When we got there, Jaco was already there! Soon Dei appeared too, and we could start. First, Dei would take us all to the beach. Because he could! There wasn't a lot to see other than a quartzite sea stack but hey, a beach is nice. And when we got up from the beach we walked past another melange; a sort of configuration of various types of rocks you get when a subduction zone does some messy eating and crumbs end up in its beard. In a way! We had seen them before on Llanddwyn, but the melange there is unusually pretty. Here it was a bit more mundane. And we spotted a dyke in the rock too.

Starting on the car park

Admiring the sea stack

Then we got to where Dei would say something about the lime kiln there. And then Suzie took over, talking about stromatolites! And from there I talked about the thrust fault you can see in the cliff face on the other side of the bay. And then we were hungry. Time for lunch! Some of us had small look at the cave here; St Patrick seems to have lived in it. The story has he got shipwrecked on a small island in front of the coast and he figured he may well make the most of things and was a local cave-dweller for a while. Now the location has a cute church that bears his name!

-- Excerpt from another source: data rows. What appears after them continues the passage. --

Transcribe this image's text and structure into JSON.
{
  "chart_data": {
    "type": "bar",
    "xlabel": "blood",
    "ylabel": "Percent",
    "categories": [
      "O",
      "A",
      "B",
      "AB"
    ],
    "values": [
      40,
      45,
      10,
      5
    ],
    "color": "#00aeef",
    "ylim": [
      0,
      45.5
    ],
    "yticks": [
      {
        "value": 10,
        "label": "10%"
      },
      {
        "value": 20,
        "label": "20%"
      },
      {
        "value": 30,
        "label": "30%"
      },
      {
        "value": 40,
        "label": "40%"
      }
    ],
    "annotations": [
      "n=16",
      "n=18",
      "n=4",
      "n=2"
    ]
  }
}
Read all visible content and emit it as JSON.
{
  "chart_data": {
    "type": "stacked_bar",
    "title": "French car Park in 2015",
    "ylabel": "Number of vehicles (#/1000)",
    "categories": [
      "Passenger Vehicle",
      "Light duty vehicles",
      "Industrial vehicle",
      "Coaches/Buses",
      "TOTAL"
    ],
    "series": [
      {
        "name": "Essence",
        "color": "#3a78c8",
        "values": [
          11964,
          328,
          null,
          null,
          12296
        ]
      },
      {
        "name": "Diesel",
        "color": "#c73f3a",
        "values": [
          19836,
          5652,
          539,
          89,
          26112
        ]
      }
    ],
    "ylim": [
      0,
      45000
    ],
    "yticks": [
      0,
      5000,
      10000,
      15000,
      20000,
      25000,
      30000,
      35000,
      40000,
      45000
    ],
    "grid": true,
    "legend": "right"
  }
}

Suzie points out a stromatolite

St Patrick's cave!

We went back to the cars for lunch. And then we went to the next location. We had some more unconformities (whether thrusts or not) to look at! Jaco and I were dropped with the students as we couldn't park here. Dei and Suzie parked the vehicles further on. We walked to the ruined porcelain works (I call them brickworks here), and from there we went up to get a good view. Jaco talked about the lithology and had the students draw the headland. And then in the end he talked them through what he thought should be on the drawings! And by then Dei and Suzie had reappeared.

Drawing unconformities

We walked to the outcrop with the conglomerates lying against the quartzites. There I did another spiel about the tectonics, and let Jaco talk about the sedimentology. And by then it was sort of time to call it a day! We did look, as a bonus, at the actual brickworks there, but then went back to the vehicles. Day done! It had been a success!

Amazing deformed Ordovician conglomerates!